BETANEWS.ID, KUDUS – Kapolres Kudus AKBP Aditya Surya Dharma mengatakan, pada saat libur Natal dan Tahun Baru nanti, tidak akan ada penyekatan di pintu masuk Kabupaten Kudus. Menurutnya, yang ada hanya ada pengetatan protokol kesehatan (prokes) di beberapa titik lokasi. Nantinya, akan ada tes rapid antigen secara acak kepada pengendara yang lewat.
“Petunjuk pemerintah untuk penyekatan tidak ada. Arus lalu lintas diperlancar. Hanya di tempat-tempat tertentu, nanti akan diadakan tes rapid secara acak,” katanya, Senin (13/12/2021).
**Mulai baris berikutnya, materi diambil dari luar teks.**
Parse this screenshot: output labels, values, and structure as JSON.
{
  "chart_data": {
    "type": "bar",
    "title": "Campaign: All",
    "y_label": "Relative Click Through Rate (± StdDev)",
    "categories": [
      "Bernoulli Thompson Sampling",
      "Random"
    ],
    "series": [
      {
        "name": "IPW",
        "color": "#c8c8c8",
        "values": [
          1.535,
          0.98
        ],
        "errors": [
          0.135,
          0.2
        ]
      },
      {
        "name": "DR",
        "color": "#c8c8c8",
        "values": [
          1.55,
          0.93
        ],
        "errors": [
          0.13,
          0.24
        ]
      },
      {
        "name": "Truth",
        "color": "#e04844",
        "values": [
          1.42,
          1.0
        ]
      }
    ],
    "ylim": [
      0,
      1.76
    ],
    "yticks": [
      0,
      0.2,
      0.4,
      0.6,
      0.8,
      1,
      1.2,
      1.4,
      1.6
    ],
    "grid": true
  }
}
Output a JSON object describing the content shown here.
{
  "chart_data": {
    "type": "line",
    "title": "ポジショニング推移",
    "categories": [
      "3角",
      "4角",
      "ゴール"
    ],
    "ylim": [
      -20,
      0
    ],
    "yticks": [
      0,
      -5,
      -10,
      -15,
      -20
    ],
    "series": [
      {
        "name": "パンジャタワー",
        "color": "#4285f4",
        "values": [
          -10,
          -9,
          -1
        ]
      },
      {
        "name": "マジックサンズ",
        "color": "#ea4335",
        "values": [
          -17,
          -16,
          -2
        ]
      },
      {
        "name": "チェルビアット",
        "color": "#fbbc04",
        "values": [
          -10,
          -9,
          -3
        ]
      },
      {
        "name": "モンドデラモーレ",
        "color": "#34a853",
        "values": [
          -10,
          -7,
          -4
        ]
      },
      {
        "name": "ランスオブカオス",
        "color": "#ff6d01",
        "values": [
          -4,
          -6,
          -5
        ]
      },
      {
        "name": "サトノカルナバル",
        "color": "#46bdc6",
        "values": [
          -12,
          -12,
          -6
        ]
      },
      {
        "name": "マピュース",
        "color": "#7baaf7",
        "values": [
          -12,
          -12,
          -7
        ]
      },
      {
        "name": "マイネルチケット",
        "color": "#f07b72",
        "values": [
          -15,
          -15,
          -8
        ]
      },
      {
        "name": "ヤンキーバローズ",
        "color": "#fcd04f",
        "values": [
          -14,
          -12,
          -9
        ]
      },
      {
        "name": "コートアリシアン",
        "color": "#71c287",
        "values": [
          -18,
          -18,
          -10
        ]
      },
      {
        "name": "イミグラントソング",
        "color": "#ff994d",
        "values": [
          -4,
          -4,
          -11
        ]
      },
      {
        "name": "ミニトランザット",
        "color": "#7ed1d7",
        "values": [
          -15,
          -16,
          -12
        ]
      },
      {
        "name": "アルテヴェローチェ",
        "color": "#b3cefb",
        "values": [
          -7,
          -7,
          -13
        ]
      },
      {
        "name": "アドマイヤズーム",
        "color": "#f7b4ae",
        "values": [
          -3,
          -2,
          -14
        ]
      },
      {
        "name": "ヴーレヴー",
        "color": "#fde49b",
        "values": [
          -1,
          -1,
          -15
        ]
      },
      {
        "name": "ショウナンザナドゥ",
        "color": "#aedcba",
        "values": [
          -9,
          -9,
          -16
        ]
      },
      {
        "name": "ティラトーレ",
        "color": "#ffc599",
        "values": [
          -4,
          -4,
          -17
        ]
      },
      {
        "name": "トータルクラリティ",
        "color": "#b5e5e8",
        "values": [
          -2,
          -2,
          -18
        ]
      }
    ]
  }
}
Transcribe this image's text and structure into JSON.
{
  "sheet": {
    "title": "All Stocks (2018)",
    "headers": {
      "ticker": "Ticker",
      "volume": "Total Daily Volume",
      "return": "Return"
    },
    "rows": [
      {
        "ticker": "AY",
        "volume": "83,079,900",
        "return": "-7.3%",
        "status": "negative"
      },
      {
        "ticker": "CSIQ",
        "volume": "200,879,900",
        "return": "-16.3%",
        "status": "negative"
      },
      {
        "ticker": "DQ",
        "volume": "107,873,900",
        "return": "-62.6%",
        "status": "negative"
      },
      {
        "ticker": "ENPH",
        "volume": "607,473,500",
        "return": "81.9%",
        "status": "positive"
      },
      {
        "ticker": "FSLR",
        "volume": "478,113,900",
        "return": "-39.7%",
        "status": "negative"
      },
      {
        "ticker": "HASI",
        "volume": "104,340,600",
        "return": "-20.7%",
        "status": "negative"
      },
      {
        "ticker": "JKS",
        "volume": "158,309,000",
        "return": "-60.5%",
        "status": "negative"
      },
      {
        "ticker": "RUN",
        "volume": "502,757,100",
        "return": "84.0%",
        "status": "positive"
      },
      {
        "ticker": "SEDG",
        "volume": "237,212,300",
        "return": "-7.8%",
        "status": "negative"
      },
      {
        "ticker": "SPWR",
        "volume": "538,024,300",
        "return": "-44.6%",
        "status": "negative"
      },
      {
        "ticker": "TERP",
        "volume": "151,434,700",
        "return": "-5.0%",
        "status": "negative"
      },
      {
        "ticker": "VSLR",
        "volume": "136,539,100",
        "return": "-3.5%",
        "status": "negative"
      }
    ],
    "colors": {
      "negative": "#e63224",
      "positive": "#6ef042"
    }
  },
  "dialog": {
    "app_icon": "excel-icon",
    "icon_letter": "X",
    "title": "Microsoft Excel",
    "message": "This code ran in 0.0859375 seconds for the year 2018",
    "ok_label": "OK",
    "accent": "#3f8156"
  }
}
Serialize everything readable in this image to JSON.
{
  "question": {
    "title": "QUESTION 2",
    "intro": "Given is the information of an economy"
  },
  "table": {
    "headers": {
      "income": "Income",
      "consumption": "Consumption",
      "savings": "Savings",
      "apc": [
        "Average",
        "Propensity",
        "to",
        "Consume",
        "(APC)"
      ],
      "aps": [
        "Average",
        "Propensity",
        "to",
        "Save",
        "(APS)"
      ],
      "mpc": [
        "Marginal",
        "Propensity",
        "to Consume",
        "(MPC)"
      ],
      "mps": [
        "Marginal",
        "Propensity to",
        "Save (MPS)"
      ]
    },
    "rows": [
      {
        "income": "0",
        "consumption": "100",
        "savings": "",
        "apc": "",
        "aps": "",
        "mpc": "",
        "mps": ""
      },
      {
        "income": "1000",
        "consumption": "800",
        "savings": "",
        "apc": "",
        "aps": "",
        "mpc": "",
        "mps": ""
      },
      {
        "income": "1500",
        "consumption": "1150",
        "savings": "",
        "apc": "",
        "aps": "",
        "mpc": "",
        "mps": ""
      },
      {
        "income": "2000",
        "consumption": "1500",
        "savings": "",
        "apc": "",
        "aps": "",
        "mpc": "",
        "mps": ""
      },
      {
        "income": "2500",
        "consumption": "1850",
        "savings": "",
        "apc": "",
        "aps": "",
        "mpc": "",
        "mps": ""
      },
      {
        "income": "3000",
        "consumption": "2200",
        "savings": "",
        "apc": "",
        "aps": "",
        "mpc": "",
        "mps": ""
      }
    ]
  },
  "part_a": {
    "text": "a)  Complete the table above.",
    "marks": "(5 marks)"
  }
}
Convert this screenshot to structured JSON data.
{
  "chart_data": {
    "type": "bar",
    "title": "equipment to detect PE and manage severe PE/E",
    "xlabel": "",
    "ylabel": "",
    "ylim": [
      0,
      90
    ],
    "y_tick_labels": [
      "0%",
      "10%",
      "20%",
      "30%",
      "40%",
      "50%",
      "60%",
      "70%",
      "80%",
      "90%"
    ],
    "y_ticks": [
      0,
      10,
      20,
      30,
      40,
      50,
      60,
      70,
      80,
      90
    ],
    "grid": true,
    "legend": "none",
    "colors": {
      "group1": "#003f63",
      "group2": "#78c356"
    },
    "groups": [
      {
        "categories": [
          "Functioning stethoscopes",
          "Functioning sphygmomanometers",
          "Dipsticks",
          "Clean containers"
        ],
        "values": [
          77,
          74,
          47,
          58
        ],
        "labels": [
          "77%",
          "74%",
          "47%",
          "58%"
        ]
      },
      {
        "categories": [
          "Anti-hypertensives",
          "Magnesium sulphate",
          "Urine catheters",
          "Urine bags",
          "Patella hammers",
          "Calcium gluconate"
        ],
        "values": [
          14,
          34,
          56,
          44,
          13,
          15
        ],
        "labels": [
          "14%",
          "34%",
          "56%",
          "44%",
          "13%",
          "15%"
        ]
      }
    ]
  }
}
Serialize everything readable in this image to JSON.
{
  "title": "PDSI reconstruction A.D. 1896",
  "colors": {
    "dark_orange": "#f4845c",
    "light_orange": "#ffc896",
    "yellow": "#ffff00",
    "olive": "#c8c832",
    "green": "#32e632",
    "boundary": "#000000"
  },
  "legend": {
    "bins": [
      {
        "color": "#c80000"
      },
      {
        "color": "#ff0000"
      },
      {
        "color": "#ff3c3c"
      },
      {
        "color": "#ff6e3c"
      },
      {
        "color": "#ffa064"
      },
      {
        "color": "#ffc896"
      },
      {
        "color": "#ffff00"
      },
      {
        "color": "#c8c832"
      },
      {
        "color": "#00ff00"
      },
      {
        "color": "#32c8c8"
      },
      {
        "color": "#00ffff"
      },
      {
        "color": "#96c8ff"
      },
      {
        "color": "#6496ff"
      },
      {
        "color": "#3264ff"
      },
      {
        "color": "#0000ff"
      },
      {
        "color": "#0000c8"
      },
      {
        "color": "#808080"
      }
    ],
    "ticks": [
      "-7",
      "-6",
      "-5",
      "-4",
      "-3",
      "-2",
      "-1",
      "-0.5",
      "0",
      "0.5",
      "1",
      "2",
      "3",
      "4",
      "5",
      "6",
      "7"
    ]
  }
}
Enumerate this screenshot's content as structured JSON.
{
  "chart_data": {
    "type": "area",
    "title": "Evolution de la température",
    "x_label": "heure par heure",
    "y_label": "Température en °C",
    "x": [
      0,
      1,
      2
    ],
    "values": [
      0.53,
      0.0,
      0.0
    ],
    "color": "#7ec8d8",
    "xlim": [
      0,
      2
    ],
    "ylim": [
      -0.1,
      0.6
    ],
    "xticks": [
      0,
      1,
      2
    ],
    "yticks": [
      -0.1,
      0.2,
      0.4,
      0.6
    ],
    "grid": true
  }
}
Baca juga : PPKM Level 3 Batal, Pemkab Kudus Belum Siapkan Aturan Libur Nataru
Terutama, lanjut Aditya, di jalur-jalur yang memiliki rest area. Kudus sendiri, juga akan menyiapkan pos pantau. Ada 2 pos pantau yang disiapkan, yaitu di Alun-alun Simpang 7 Kudus dan di Terminal Tipe A, Jati Kudus.
Di lokasi tersebut, tes acak nantinya juga akan dilakukan. Bila ada yang reaktif Covid-19, orang tersebut akan melakukan perawatan di isolasi terpusat. Entah itu isolasi milik desa atau kabupaten.
“Kalau milik kabupaten, itu di Rusunawa. Sementara ini belum ada petunjuk untuk dipulangkan. Kalau dipulangkan malah menulari yang lain bagaimana,” ungkapnya.
Demi melancarkan semua itu, personel kepolisian akan disiagakan. Aditya mengungkapkan, ada sekitar 250 personel polisi yang nantinya ditugaskan.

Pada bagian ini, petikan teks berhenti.